Não lembro em que momento percebi que viver deveria ser
uma permanente reinvenção de nós mesmos — para não morrermos soterrados
na poeira da banalidade embora pareça que ainda estamos vivos.
Mas
compreendi, num lampejo: então é isso, então é assim. Apesar dos medos,
convém não ser demais fútil nem demais acomodada. Algumas vezes é
preciso pegar o touro pelos chifres, mergulhar para depois ver o que
acontece: porque a vida não tem de ser sorvida como uma taça que se
esvazia, mas como o jarro que se renova a cada gole bebido.
Para reinventar-se é preciso pensar: isso aprendi muito cedo.
Apalpar, no nevoeiro de quem somos, algo que pareça uma essência: isso,
mais ou menos, sou eu. Isso é o que eu queria ser, acredito ser, quero
me tornar ou já fui. Muita inquietação por baixo das águas do cotidiano.
Mais cômodo seria ficar com o travesseiro sobre a cabeça e adotar o
lema reconfortante: "Parar pra pensar, nem pensar!"
O problema é
que quando menos se espera ele chega, o sorrateiro pensamento que nos
faz parar. Pode ser no meio do shopping, no trânsito, na frente da tevê
ou do computador. Simplesmente escovando os dentes. Ou na hora da droga,
do sexo sem afeto, do desafeto, do rancor, da lamúria, da hesitação e
da resignação.
Sem ter programado, a gente para pra pensar.
Pode ser um susto: como espiar de um berçário confortável para um
corredor com mil possibilidades. Cada porta, uma escolha. Muitas vão se
abrir para um nada ou para algum absurdo. Outras, para um jardim de
promessas. Alguma, para a noite além da cerca. Hora de tirar os
disfarces, aposentar as máscaras e reavaliar: reavaliar-se.
Pensar pede audácia, pois refletir é transgredir a ordem do superficial que nos pressiona tanto.
Somos demasiado frívolos: buscamos o atordoamento das mil distrações,
corremos de um lado a outro achando que somos grandes cumpridores de
tarefas. Quando o primeiro dever seria de vez em quando parar e
analisar: quem a gente é, o que fazemos com a nossa vida, o tempo, os
amores. E com as obrigações também, é claro, pois não temos sempre cinco
anos de idade, quando a prioridade absoluta é dormir abraçado no urso
de pelúcia e prosseguir, no sono, o sonho que afinal nessa idade ainda é
a vida.
Mas pensar não é apenas a ameaça de enfrentar a alma no
espelho: é sair para as varandas de si mesmo e olhar em torno, e quem
sabe finalmente respirar.
Compreender: somos inquilinos de algo bem
maior do que o nosso pequeno segredo individual. É o poderoso ciclo da
existência. Nele todos os desastres e toda a beleza têm significado como
fases de um processo.
Se nos escondermos num canto escuro abafando
nossos questionamentos, não escutaremos o rumor do vento nas árvores do
mundo. Nem compreenderemos que o prato das inevitáveis perdas pode
pesar menos do que o dos possíveis ganhos.
Os ganhos ou os danos
dependem da perspectiva e possibilidades de quem vai tecendo a sua
história. O mundo em si não tem sentido sem o nosso olhar que lhe
atribui identidade, sem o nosso pensamento que lhe confere alguma ordem.
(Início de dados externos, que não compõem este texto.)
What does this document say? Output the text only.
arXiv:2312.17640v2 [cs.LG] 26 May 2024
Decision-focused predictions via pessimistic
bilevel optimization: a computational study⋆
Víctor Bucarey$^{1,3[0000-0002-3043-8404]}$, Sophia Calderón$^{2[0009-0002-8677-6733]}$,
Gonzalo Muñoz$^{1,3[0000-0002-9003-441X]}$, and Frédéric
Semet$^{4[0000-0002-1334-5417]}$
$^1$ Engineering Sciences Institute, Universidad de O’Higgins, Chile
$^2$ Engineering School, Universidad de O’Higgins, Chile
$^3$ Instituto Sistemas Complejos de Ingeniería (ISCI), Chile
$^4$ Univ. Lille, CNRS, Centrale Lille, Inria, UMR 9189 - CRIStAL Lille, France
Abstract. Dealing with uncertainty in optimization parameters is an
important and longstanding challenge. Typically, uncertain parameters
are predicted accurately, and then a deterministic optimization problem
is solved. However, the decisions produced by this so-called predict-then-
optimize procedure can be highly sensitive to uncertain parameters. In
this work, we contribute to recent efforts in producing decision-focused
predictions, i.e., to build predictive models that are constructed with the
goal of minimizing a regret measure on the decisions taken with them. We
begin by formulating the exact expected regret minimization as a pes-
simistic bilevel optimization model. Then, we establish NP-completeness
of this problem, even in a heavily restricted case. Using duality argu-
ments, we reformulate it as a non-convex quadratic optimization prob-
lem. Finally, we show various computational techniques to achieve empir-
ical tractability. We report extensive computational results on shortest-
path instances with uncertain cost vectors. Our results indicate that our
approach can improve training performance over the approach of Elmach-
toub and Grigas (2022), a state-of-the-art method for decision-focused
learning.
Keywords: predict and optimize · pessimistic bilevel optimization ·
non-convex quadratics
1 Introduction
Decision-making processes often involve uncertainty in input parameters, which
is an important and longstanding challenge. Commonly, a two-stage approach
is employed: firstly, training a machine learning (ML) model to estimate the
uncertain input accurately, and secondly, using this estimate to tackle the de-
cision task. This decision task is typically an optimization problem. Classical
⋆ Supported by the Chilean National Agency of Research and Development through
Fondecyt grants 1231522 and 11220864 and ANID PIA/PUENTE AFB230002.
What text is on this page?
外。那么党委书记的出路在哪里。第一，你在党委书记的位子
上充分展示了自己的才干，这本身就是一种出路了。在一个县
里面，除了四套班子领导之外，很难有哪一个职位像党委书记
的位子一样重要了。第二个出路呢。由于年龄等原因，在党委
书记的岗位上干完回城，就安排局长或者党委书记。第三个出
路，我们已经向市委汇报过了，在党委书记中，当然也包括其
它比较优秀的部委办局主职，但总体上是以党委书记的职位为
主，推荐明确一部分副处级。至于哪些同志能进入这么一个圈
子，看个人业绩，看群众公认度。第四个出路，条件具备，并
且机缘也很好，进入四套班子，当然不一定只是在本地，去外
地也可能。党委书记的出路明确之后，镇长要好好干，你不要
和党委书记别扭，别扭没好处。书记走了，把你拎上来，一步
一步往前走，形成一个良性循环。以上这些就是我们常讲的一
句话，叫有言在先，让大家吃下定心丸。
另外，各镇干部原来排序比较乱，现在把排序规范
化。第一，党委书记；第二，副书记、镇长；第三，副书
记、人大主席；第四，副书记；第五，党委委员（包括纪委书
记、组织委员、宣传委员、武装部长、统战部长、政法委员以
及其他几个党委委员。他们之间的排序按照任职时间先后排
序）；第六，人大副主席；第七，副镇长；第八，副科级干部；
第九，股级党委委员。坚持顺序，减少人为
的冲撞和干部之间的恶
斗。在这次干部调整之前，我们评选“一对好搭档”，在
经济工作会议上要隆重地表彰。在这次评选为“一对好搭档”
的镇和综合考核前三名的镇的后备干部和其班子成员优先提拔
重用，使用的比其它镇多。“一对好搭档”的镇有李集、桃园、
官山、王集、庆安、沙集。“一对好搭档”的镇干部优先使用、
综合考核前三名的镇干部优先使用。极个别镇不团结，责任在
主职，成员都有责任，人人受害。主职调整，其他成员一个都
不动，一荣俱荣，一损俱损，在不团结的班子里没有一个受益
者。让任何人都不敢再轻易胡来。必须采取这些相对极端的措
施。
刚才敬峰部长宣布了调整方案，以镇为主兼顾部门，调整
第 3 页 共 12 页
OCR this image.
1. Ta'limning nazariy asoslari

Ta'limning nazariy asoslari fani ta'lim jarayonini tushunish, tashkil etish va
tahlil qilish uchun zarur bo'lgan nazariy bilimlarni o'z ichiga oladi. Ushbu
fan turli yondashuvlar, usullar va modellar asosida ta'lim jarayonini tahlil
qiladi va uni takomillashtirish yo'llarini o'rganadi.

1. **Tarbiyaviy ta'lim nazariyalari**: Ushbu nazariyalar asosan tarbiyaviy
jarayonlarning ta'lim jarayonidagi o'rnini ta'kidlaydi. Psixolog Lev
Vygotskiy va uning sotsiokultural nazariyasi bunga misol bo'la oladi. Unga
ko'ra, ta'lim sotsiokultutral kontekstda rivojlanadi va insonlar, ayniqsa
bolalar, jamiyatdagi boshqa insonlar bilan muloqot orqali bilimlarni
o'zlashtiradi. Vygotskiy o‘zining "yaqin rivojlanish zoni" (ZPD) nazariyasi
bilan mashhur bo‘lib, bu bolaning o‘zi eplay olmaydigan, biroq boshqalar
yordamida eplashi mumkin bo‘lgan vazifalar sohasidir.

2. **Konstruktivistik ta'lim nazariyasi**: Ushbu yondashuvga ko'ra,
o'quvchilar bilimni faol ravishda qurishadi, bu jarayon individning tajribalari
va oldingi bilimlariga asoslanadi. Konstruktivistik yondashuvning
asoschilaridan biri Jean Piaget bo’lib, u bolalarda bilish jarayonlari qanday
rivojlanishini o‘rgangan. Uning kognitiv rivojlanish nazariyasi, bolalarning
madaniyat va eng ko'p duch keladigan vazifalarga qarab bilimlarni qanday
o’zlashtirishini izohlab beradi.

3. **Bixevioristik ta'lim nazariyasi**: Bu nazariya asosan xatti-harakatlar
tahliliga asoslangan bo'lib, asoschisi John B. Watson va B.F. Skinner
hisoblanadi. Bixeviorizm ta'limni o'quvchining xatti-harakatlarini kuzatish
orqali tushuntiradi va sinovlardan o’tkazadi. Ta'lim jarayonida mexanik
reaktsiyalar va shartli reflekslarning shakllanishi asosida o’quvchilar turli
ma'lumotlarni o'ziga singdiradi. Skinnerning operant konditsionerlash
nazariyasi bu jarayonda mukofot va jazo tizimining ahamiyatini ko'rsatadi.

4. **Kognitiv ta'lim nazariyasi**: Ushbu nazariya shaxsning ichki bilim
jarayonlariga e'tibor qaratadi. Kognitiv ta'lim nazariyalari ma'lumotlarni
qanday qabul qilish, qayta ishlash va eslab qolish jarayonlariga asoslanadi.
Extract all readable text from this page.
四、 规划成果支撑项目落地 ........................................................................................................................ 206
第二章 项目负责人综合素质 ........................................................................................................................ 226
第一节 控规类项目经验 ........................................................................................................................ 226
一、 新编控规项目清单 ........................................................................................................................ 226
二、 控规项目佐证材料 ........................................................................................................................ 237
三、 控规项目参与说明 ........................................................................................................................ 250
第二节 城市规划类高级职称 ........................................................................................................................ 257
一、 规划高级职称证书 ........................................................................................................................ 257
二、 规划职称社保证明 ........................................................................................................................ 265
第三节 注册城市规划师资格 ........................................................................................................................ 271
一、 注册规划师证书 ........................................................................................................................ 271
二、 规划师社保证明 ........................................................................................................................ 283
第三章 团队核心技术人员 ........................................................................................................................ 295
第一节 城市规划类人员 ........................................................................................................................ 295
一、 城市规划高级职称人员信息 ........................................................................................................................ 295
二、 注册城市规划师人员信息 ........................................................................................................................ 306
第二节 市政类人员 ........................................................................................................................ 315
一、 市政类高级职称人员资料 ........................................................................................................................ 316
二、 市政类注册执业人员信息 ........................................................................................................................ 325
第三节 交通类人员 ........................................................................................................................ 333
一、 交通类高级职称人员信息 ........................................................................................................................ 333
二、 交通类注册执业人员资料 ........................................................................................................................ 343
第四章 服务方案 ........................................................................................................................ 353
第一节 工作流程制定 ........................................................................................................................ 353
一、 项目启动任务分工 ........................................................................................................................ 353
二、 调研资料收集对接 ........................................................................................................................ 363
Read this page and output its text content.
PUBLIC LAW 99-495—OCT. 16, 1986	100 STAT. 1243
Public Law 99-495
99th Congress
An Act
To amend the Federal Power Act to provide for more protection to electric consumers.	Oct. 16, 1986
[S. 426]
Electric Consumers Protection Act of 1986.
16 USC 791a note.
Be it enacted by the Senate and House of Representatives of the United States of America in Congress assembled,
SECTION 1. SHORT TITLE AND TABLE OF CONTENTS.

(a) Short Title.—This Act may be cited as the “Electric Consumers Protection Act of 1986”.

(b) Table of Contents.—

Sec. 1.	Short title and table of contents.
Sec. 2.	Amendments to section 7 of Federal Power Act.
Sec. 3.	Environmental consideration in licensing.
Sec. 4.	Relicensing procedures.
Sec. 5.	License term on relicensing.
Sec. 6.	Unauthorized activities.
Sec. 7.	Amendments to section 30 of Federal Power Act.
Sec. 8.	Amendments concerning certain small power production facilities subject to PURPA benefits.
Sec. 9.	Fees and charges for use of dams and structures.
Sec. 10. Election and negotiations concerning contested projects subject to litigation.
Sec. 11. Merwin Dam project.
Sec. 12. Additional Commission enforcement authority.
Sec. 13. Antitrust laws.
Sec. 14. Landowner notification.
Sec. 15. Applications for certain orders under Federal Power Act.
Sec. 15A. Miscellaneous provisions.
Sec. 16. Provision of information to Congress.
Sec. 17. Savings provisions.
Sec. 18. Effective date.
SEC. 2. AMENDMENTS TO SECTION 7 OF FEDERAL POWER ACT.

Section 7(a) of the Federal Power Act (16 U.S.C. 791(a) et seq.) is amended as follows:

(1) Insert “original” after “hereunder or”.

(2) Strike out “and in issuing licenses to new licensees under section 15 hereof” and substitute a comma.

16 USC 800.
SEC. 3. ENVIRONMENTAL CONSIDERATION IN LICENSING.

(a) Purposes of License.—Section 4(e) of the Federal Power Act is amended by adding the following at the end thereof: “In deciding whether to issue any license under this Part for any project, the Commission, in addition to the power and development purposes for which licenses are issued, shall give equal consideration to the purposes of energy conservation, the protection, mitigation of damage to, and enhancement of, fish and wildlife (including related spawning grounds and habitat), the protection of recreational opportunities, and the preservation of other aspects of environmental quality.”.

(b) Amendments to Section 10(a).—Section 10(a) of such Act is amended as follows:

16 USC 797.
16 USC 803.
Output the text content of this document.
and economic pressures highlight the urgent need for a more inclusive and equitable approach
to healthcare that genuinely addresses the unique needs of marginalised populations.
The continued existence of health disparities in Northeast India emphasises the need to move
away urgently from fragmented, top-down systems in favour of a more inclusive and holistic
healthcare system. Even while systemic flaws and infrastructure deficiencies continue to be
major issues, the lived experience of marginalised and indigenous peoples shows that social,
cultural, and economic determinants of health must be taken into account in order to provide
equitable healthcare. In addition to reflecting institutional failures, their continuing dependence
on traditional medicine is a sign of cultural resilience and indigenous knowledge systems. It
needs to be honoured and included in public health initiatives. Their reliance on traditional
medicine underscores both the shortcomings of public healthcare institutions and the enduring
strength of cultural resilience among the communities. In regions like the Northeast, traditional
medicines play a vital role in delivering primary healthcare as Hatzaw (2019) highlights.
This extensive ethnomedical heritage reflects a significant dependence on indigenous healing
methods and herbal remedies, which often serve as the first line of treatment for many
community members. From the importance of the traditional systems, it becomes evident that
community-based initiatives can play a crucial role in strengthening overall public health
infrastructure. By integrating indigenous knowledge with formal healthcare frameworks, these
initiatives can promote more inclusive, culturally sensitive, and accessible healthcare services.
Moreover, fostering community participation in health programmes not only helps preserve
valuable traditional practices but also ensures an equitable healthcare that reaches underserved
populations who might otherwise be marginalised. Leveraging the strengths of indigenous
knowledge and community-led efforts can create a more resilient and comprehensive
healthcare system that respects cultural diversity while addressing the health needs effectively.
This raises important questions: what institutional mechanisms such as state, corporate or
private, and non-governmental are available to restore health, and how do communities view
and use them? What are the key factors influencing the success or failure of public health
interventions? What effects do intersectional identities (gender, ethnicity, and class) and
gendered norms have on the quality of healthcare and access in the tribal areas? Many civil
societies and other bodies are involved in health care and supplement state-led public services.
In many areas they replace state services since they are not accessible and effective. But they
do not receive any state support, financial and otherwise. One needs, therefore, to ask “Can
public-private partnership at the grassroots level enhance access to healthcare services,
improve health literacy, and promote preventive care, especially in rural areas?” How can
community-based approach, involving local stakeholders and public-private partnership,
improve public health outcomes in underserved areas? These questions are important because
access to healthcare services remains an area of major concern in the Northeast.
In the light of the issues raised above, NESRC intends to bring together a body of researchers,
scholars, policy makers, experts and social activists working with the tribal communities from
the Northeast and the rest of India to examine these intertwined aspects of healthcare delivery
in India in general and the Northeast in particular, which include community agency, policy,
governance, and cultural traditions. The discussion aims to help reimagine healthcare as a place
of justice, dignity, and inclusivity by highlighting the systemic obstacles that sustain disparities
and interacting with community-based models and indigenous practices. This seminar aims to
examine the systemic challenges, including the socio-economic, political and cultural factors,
Viver, como talvez morrer, é recriar-se: a vida não está aí apenas
para ser suportada nem vivida, mas elaborada. Eventualmente
reprogramada. Conscientemente executada. Muitas vezes, ousada.
Parece fácil: "escrever a respeito das coisas é fácil", já me disseram.
Eu sei. Mas não é preciso realizar nada de espetacular, nem desejar nada
excepcional. Não é preciso nem mesmo ser brilhante, importante,
admirado.
Para viver de verdade, pensando e repensando a
existência, para que ela valha a pena, é preciso ser amado; e amar; e
amar-se. Ter esperança; qualquer esperança.
Questionar o que nos é
imposto, sem rebeldias insensatas mas sem demasiada sensatez. Saborear o
bom, mas aqui e ali enfrentar o ruim. Suportar sem se submeter, aceitar
sem se humilhar, entregar-se sem renunciar a si mesmo e à possível
dignidade.
Sonhar, porque se desistimos disso apaga-se a última
claridade e nada mais valerá a pena. Escapar, na liberdade do
pensamento, desse espírito de manada que trabalha obstinadamente para
nos enquadrar, seja lá no que for.
E que o mínimo que a gente faça seja, a cada momento, o melhor que afinal se conseguiu fazer.